I have to add , this is usually the only week I don't have grease and **** under my fingernails . The sand and surf is great at removing it


----------



## mmcmdl (Jun 11, 2021)

Daughter is on her way home .  Be  back Sunday morning .


----------



## mmcmdl (Jun 11, 2021)

__





						FlightAware ✈ Flight Tracking Map ✈ Spirit  #454
					





					flightaware.com


----------



## Aukai (Jun 12, 2021)

I use https://www.flightradar24.com/22.08,-157.63/9, but you have to be a member, but basic is free. Flightaware will block tail numbers of "unlisted" aircraft, flightradar24 will  not list a tail number, but will show aircraft type in transit.


----------



## mmcmdl (Jun 12, 2021)

Drunken Jacks down in Murrell's Inlet . Wife , daughter , sister and Mom .


----------



## Aukai (Jun 12, 2021)

Good thing your daughter looks like her mom


----------



## Dhal22 (Jun 12, 2021)

mmcmdl said:


> Drunken Jacks down in Murrell's Inlet . Wife , daughter , sister and Mom .

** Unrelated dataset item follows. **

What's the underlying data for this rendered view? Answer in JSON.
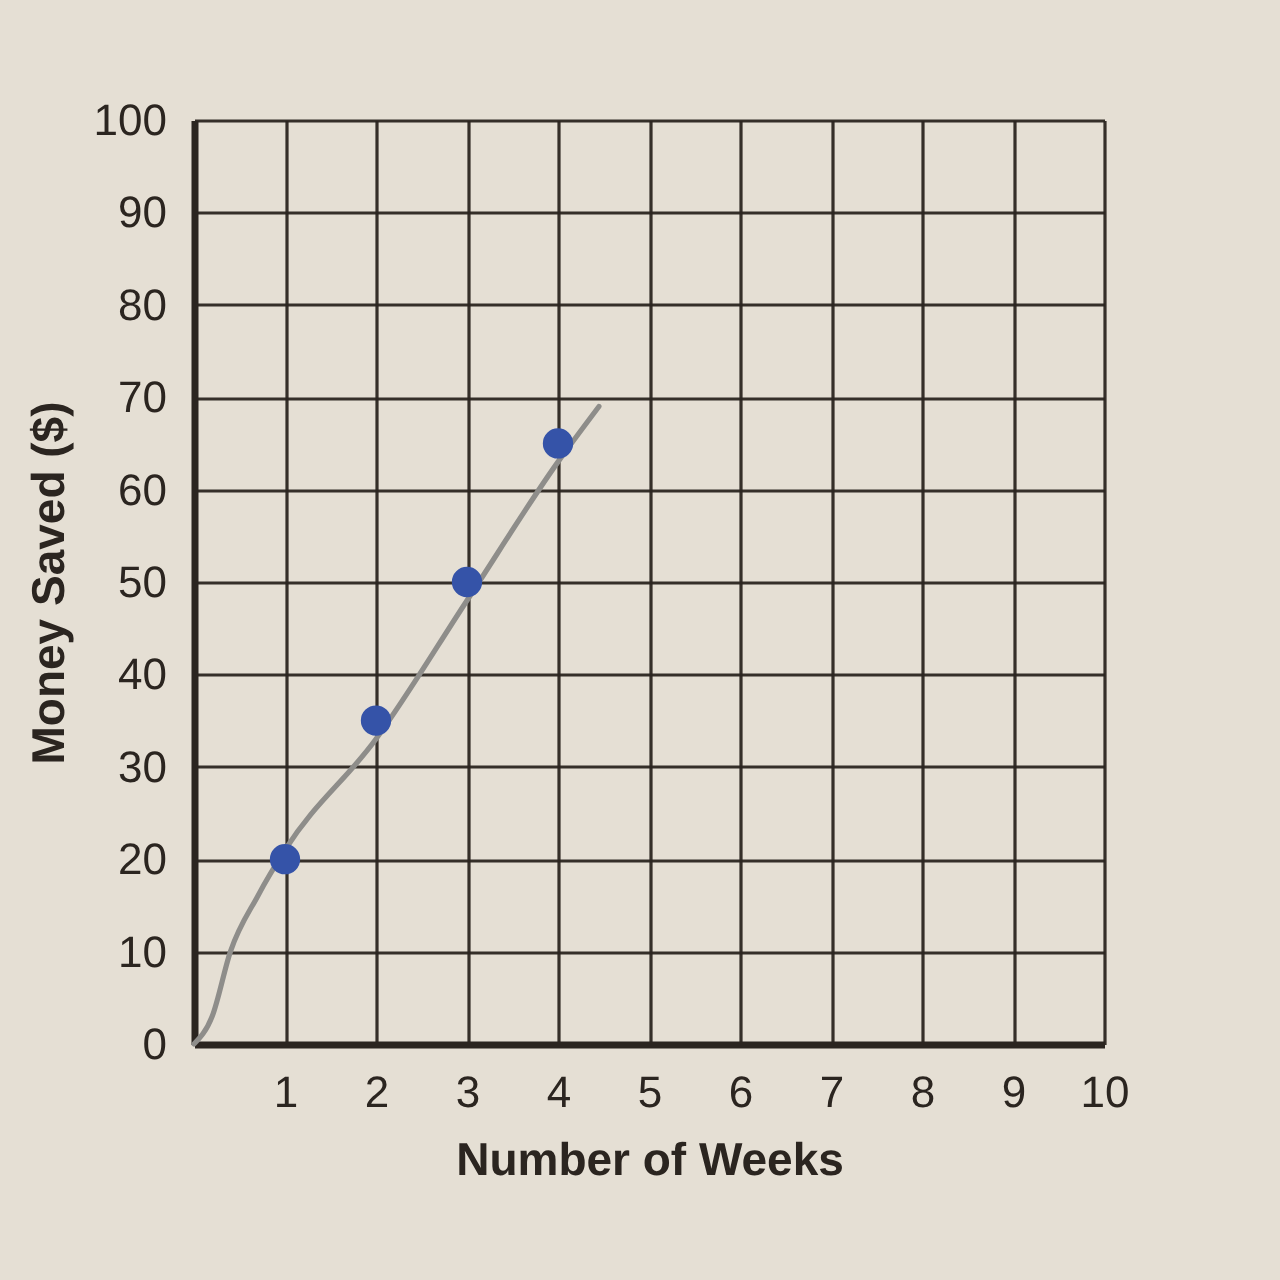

We were just there the week before last........


----------



## mmcmdl (Jun 12, 2021)

Dhal22 said:


> We were just there the week before last........


Did you see this guy ?


----------



## mmcmdl (Jun 12, 2021)

Sunrise on Sat . Mom and sis got back to Md. safely and the daughter flies back in tomorrow morning . All is well although I miss the pups , and most especially the machine tools .  So, keeping to the machine tooling programming , the question of the day . What has a rack and doesn't have or need a pinion ?


----------



## Dhal22 (Jun 12, 2021)

You've been at the beach.................


----------



## John O (Jun 13, 2021)

Must be a Moose


----------



## mmcmdl (Jun 13, 2021)

John O said:


> Must be a Moose


Close !


----------



## Dhal22 (Jun 13, 2021)

No moose(s?) at the beach.


----------



## Dhal22 (Jun 13, 2021)

There are though, occasional hints of middle eastern transportation animals.


----------



## mmcmdl (Jun 16, 2021)

Heading back up the east coast in a few hours . We had a blast as usual , but it's time to get back to working for a while longer . I miss the 3 Amigos at home .


----------



## mmcmdl (Jun 16, 2021)

Closing up shop for 12 hours . Got an 8 hour drive in front of me


----------



## John O (Jun 16, 2021)

Have a safe drive


----------



## Aukai (Jun 16, 2021)

Safe travels


----------



## Janderso (Jun 16, 2021)

You go Dave. Relax man.
110 tomorrow. No rain for 5 more months. Reservoirs are at all time lows and the fire season is gearing up.
I want out of California so bad I can taste it.
I’m just having a bad day. Check out San Jose’s new sweeping gun laws. Oops I probably just got in trouble.
All better tomorrow


----------



## mmcmdl (Jun 16, 2021)

Back to Md and back to work in an hour . I 95 thru Va and DC was the normal PITA but hey , we're home in one piece and the dogs are happy . No sleep until 8 tomorrow morning , been a long day and will be a longer night .


----------



## John O (Jun 16, 2021)

Sounds like toothpick time


----------